À la faveur des Consultations nationales de la jeunesse, le gouvernement ivoirien renforce ses actions en faveur de l’insertion des jeunes. Deux conventions prévoient notamment la formation citoyenne et le stage de qualification de 5 000 diplômés d’État.
Le dialogue entre le gouvernement et la jeunesse ivoirienne s’est achevé sur des engagements concrets. À l’occasion de la clôture de la deuxième édition des Consultations nationales de la jeunesse, organisée dans le cadre de la Journée internationale de la jeunesse, le Premier ministre Robert Beugré Mambé et plusieurs membres du gouvernement ont échangé avec les jeunes sur leurs préoccupations, leurs aspirations et leur participation au développement national.

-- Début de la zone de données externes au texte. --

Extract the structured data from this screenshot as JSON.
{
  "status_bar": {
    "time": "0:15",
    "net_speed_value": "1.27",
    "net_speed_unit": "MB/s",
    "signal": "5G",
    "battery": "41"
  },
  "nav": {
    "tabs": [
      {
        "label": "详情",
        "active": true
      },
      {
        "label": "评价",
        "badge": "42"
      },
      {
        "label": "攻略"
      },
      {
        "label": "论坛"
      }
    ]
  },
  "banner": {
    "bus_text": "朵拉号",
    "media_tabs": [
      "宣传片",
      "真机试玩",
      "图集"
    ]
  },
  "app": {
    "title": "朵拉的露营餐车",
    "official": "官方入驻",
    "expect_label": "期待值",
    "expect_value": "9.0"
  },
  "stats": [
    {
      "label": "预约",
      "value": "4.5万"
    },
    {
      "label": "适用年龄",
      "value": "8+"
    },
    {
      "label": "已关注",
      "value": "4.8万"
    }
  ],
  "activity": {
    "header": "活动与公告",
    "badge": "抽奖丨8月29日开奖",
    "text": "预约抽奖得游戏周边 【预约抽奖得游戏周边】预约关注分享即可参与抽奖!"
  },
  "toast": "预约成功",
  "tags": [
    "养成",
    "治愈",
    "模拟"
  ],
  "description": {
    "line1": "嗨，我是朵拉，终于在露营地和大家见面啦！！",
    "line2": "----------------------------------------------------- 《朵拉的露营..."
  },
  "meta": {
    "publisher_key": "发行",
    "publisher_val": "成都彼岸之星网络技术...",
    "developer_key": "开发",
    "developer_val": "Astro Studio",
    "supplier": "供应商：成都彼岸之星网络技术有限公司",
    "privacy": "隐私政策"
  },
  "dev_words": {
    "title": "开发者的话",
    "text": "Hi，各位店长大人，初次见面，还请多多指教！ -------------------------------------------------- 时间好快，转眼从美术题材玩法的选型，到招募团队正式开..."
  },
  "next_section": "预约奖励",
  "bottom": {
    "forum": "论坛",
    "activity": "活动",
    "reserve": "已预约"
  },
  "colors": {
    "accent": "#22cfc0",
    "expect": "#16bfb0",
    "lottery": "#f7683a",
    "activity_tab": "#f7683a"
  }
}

Présent à cette rencontre, le ministre de la Santé, de l’hygiène publique et de la Couverture maladie universelle, Pierre N’Gou Dimba, a procédé, avec le ministère de la Promotion de la jeunesse, de l’Insertion professionnelle et du service civique, à la signature de deux conventions destinées à renforcer la formation et l’insertion des jeunes.
La principale mesure concerne le dispositif Emploi jeune. La convention signée prévoit l’accès de 5 000 diplômés d’État à un stage de qualification de dix mois. L’objectif est de permettre à ces jeunes de consolider leurs connaissances, d’acquérir une première expérience professionnelle significative et de mieux préparer leur entrée sur le marché du travail.

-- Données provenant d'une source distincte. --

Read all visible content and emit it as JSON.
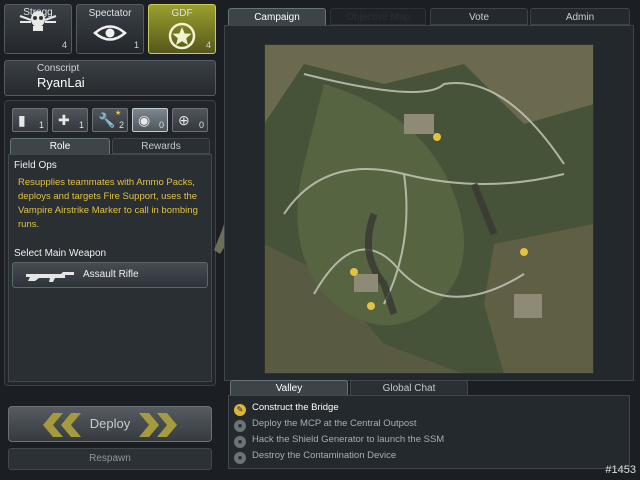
{
  "teams": [
    {
      "name": "Strogg",
      "count": "4",
      "icon": "strogg-skull-icon"
    },
    {
      "name": "Spectator",
      "count": "1",
      "icon": "eye-icon"
    },
    {
      "name": "GDF",
      "count": "4",
      "icon": "gdf-star-icon",
      "active": true
    }
  ],
  "player": {
    "rank": "Conscript",
    "name": "RyanLai"
  },
  "classes": [
    {
      "icon": "rifle-icon",
      "count": "1"
    },
    {
      "icon": "medic-cross-icon",
      "count": "1"
    },
    {
      "icon": "wrench-icon",
      "count": "2"
    },
    {
      "icon": "binoculars-icon",
      "count": "0",
      "active": true
    },
    {
      "icon": "crosshair-icon",
      "count": "0"
    }
  ],
  "class_tabs": {
    "role": "Role",
    "rewards": "Rewards"
  },
  "role": {
    "title": "Field Ops",
    "description": "Resupplies teammates with Ammo Packs, deploys and targets Fire Support, uses the Vampire Airstrike Marker to call in bombing runs."
  },
  "weapon": {
    "section_label": "Select Main Weapon",
    "selected": "Assault Rifle"
  },
  "actions": {
    "deploy": "Deploy",
    "respawn": "Respawn"
  },
  "top_tabs": {
    "campaign": "Campaign",
    "objectives": "Objective Map",
    "vote": "Vote",
    "admin": "Admin"
  },
  "bottom_tabs": {
    "map_name": "Valley",
    "chat": "Global Chat"
  },
  "objectives": [
    "Construct the Bridge",
    "Deploy the MCP at the Central Outpost",
    "Hack the Shield Generator to launch the SSM",
    "Destroy the Contamination Device"
  ],
  "frame_id": "#1453",
  "colors": {
    "accent_yellow": "#e2c240",
    "gdf_active": "#9a9f2f"
  }
}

Cette initiative s’inscrit dans une ambition plus large du gouvernement ivoirien : renforcer progressivement les effectifs du secteur de la santé afin de mettre à la disposition des populations plus de 100 000 agents de santé à l’horizon 2030.

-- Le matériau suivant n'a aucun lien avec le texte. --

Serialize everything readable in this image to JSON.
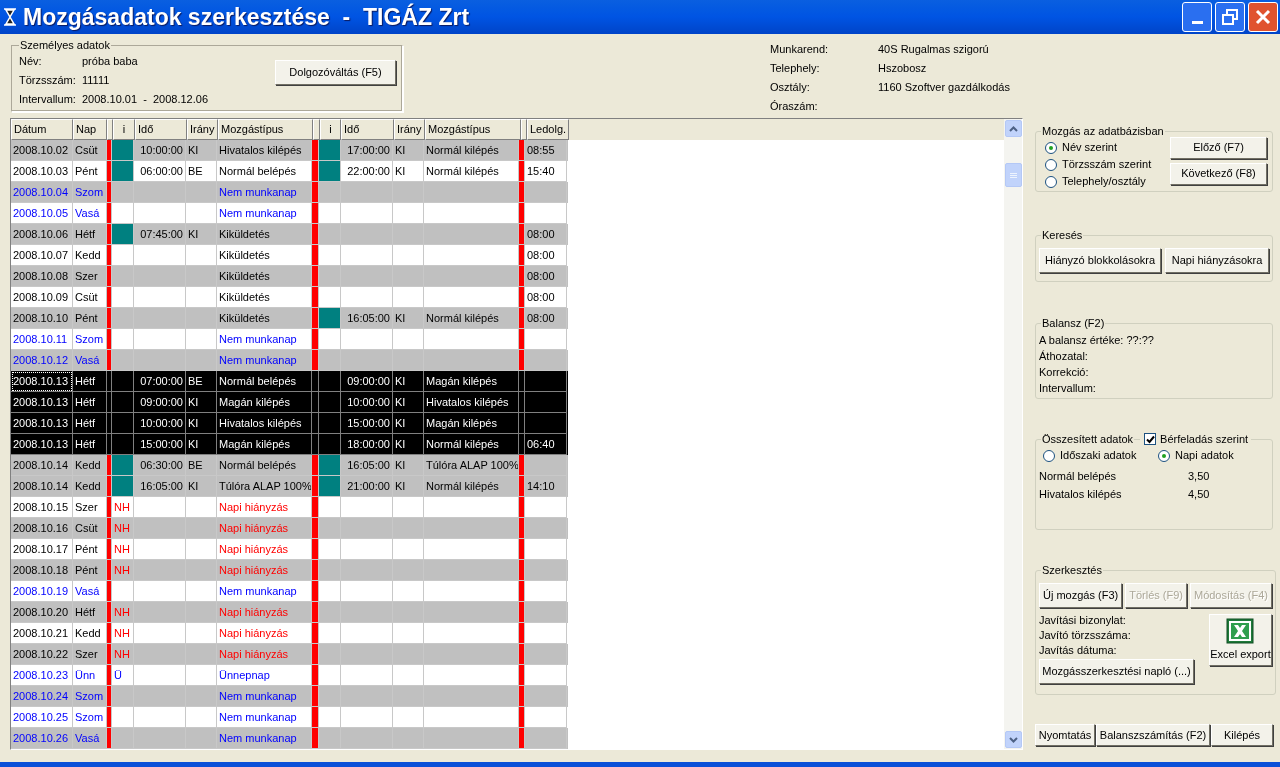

À terme, les deux ministères ambitionnent également d’accompagner plus de 20 000 diplômés d’État à travers des dispositifs leur offrant une expérience professionnelle qualifiante.
Pour Pierre N’Gou Dimba, cette politique ne répond pas uniquement à la question de l’emploi. Elle vise également à préparer une nouvelle génération de professionnels de santé capables de répondre efficacement aux besoins des populations.
La deuxième convention porte sur le Campus Citoyen, programme qui a déjà permis de former plus de 16 000 étudiants aux valeurs de civisme, de responsabilité, de discipline, de solidarité et de service à la Nation.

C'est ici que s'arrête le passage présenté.